A recent question of importance: I do not recall being asked this before as a columnist, although when I was in practice occasionally a new mother or father would be greatly troubled about the same issue: I try to but I don't like my child, doctor.
"I've been with my wife for three years. She has a daughter from her previous marriage and they share custody. One big problem! I don't like kids. I always knew this. I feel awkward around children and they make so much noise and mess.
"I have tried so much to love the little girl. I take her to fun places, buy her gifts, and give her a hug once per day. Still, after three years, I feel no fatherly connection or even a love connection. She is not a naughty kid, either."
Some people just don't like children. Children are noisy and messy. They need a lot from the grown-ups responsible for them, and they can demand a lot even from grown-ups who are around them occasionally in a social situation. Most people like children, and I can understand why you feel uncomfortably different. You are concerned that you are not "normal" or that you are lacking something that everyone else seems to have.
Why do most people like children? It's a biological thing: We are wired so that when we see any baby that has the big eyes and cheeks, we recognize a "baby face" (even in other species like puppies or kittens), and we melt. Right after birth, the mother has lots of oxytocin that does two important things. It acts on the uterus to shrink it down so it won't bleed and it makes the mother extra-receptive to the sight and feel of her new baby.

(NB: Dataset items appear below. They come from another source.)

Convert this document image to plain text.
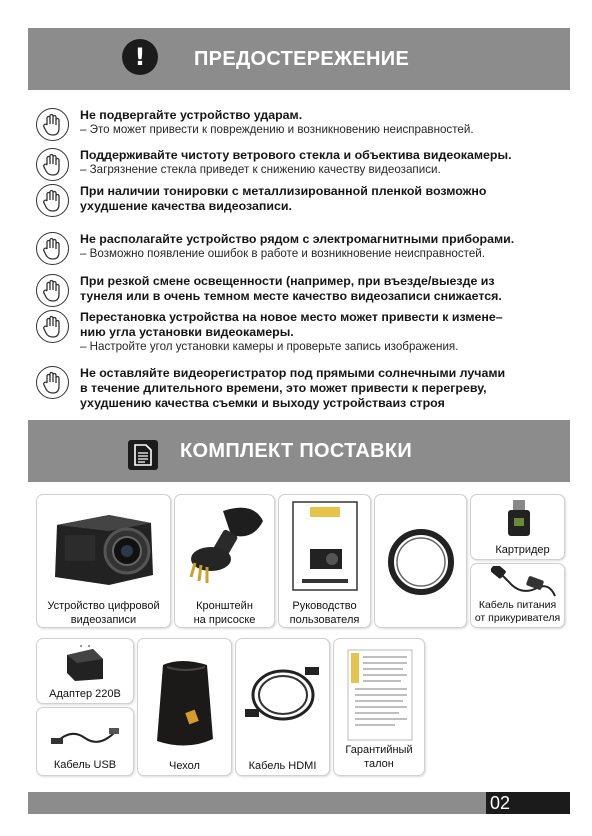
!	ПРЕДОСТЕРЕЖЕНИЕ
Не подвергайте устройство ударам.
– Это может привести к повреждению и возникновению неисправностей.
Поддерживайте чистоту ветрового стекла и объектива видеокамеры.
– Загрязнение стекла приведет к снижению качеству видеозаписи.
При наличии тонировки с металлизированной пленкой возможно
ухудшение качества видеозаписи.
Не располагайте устройство рядом с электромагнитными приборами.
– Возможно появление ошибок в работе и возникновение неисправностей.
При резкой смене освещенности (например, при въезде/выезде из
тунеля или в очень темном месте качество видеозаписи снижается.
Перестановка устройства на новое место может привести к измене–
нию угла установки видеокамеры.
– Настройте угол установки камеры и проверьте запись изображения.
Не оставляйте видеорегистратор под прямыми солнечными лучами
в течение длительного времени, это может привести к перегреву,
ухудшению качества съемки и выходу устройстваиз строя
КОМПЛЕКТ ПОСТАВКИ
Устройство цифровой
видеозаписи
Кронштейн
на присоске
Руководство
пользователя
Картридер
Кабель питания
от прикуривателя
Адаптер 220В
Кабель USB	Чехол	Кабель HDMI
Гарантийный
талон
02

Why don't you feel this way? There could be lots of possible reasons. Maybe you grew up the only or eldest child and were never exposed to babies or young children. Maybe you don't know beans about how to act around little kids. Maybe you are afraid of doing something wrong because you don't understand how children feel or think.
You could get counseling to figure out why you feel this way and should if this is a big concern. But if the checklist of your life adds up to "good" (you and your wife have a solid, loving relationship; you have adult friends you like; you are employed at a satisfying job; you have hobbies and interests outside of work; and you aren't stuck in today but think/dream about your future), perhaps another tack will work.
I don't think it matters why you feel this way. What matters is that you are now a stepfather and want to be a good daddy to this little girl or you would not have written to me.
• Give yourself more time. You only see this child part time.
• Shakespeare wrote, "Assume a virtue if you have it not." A "fatherly connection" need not ever be there as you are not her father. A "love connection" may or may not develop. But you can act kindly toward her and be generous with your time and attention.
• Tell her about things you did when you were a little boy. Read to her and take her to the library. Share with her the things you really care about, like hobbies or sports.
• Provide tender care for her safety and well-being when you are with her. Be a role model of a responsible man who loves her mother.
• Give yourself a challenge. Try to learn as much as you can about children the age of your wife's daughter. Delve into child development. Have you ever thought about how a newborn baby becomes a person? It's a fascinating journey that will teach you much about people.
• Be patient, not only with this little girl, but with yourself. My son-in-law was overwhelmed by his twins and reluctant to do much baby care, but he became a great dad when the children grew older. You may find that you prefer taking your stepdaughter to her soccer games and sharing popcorn at movies to pushing her on the swings.
• Do things together with the little girl and her mother. Show the child the affection you have toward her mother. Talk with your wife about how difficult being a stepdad is for you and how much you want to be good at it. And ask for her help.